Leetcode.com problem 1696: "Jump-Game-VI"

James S. Plank

• Problem Statement.
• A skeleton with a main() that reads problems from stdin. It reads in the array and k.
• Solution.cpp -- A commented solution.
• tests.sh -- Testing script.
• answers.txt -- Correct output of the testing script.

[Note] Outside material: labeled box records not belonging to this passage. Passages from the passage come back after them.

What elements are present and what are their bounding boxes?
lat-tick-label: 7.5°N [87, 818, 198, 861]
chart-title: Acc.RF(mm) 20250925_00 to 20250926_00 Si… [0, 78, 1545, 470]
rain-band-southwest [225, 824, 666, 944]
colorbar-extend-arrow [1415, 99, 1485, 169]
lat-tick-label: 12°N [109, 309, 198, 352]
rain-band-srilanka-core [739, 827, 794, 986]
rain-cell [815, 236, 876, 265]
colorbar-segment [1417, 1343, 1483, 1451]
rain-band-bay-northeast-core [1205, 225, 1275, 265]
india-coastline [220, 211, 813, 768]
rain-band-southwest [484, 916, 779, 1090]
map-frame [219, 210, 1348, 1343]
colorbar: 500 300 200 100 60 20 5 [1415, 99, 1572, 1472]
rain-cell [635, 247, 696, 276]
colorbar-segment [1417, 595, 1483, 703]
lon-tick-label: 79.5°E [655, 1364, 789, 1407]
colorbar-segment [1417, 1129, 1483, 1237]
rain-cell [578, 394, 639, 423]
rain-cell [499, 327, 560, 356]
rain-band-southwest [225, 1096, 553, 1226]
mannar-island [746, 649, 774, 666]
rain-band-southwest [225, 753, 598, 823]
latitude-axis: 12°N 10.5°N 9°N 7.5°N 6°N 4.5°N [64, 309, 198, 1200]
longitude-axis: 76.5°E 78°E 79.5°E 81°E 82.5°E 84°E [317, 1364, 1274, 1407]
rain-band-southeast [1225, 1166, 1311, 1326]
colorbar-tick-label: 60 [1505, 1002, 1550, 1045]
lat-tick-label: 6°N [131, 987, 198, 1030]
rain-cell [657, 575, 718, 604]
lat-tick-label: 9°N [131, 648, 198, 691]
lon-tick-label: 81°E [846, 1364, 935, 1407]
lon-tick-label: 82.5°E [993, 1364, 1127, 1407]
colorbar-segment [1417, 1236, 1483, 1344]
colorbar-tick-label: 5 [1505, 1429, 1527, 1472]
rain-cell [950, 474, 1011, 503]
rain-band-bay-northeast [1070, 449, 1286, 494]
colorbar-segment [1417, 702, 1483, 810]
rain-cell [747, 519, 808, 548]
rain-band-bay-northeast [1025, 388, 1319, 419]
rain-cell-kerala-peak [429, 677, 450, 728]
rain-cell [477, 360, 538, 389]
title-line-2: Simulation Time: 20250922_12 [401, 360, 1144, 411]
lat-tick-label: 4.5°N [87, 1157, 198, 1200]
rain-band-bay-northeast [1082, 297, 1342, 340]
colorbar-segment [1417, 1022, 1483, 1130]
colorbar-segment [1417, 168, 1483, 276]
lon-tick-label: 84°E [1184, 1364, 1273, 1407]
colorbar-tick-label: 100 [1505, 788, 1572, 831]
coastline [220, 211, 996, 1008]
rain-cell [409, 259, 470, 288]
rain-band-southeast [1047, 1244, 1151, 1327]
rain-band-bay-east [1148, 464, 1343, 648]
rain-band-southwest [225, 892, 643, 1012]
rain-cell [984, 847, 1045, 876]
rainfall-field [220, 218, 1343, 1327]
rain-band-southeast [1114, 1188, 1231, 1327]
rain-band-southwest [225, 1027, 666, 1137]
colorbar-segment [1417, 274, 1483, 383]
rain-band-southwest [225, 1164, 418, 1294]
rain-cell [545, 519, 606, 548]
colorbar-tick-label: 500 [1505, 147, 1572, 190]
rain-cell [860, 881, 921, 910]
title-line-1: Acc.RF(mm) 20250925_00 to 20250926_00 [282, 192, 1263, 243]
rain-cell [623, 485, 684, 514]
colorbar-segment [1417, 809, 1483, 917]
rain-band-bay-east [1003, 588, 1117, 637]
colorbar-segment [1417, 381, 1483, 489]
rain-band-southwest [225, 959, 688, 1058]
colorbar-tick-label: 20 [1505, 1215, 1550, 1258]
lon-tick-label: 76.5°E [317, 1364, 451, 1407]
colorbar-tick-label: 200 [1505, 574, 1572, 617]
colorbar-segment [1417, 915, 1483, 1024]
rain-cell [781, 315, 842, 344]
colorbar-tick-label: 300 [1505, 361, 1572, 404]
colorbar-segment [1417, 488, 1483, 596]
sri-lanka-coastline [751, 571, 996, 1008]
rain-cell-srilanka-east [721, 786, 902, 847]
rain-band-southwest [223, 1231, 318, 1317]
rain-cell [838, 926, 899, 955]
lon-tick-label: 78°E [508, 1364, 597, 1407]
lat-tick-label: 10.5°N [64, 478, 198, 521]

• Success Rate (as of July, 2022): 46.4%

In case Leetcode's servers are down

Here is a summary of the problem:

• You are given an array called nums of integers, whose values are between -10,000 and 10,000.
• The size of nums is at most 100,000.
• You are given in integer k which is between 1 and the size of nums.
• You start at index 0.
• At each step, if you are at index i, you may "jump" to any index between i+1 and i+k.
• You will end at the last element of nums.
• Your score is the sum of each element of nums that you have been on.
• Return the maximum possible score.

The examples

#1: nums = [1,-1,-2,4,-7,3], k = 2. Answer: 7: Visit 1, -1, 4, 3.
#2: nums = [10,-5,-2,4,0,3], k = 3. Answer: 17: Visit 10, 4, 3.
#3: nums = [1,-5,-20,4,-1,3,-6,-3], k = 2.  Answer: 0: Visit 1, -5, 4, 3, -3.

Hints

You can do this with dynamic programming, but unless you think about it a little, your solution will be too slow. Let's go over the DP solution, and then think about how to make it fast. The recursive function is DP(i), which is the answer when you start at index i. The base case is DP(n-1), whose value is nums[n-1]. Then, for all other i:

DP(i) equals nums[i] plus the maximum of DP(i+1) through DP(min(n-1,i+k)). The answer is DP(0). So, let's do example 1, showing DP(i) from big i down to zero:

DP(5) = 3 --      base case.
DP(4) = 4 -- -7 + DP(5)
DP(3) = 7 --  4 + max(DP(4),DP(5)).
DP(2) = 5 -- -2 + max(DP(3),DP(4)).
DP(1) = 6 -- -1 + max(DP(2),DP(3)).
DP(0) = 7 --  1 + max(DP(1),DP(2)).

Adding a cache to this (step 2 of dynamic programming) is simple, so let's go straight to step 3 of dynamic programming, where we realize that the recursive calls are all to bigger values of i, so we can remove the recursion by filling in the cache from big i to small i. Something like this:

cache.resize(n);
for (i = n-1; i >= 0; i--) {
  top = (i+k < n-1) ? i+k : n-1;
  cache[i] = nums[i] + max(cache[i+1] to cache[top])
}

And the answer is cache[0].

Before you program this up, think about what happens when k is big. If you try to implement "max(cache[i+1] to cache[top])" with a for loop, then the running time of your program is going to be O(nk). Since k may be as big as n, this will be O(n²), which is too slow.

Use a multiset

Let's show the steps of example 3:

i     cache[i]      multiset before    action at the end of the step                multiset after
-     --------      ----------------   -----------------------------------------    --------------
5     3                                Insert cache[5] = 3                          { 3 }
4     0+3=3         { 3 }              Insert cache[4] = 3                          { 3, 3 }
3     4+3=7         { 3, 3 }           Insert cache[3] = 7                          { 3, 3, 7 }
2     -2+7=5        { 3, 3, 7 }        Delete cache[5] = 3, Insert cache[2] = 5     { 3, 5, 7 }
1     -5+7=2        { 3, 5, 7 }        Delete cache[4] = 3, Insert cache[1] = 2     { 2, 5, 7 }
0     -10+7=17      { 2, 5, 7 }        Delete cache[3] = 7, Insert cache[0] = 17    { 2, 5, 17 }

My solution, in Solution.cpp, was fast enough to be accepted, but didn't blow anyone away:

Runtime: 535 ms, faster than 13.56% of C++ online submissions for Jump Game VI.
Memory Usage: 135.8 MB, less than 5.44% of C++ online submissions for Jump Game VI.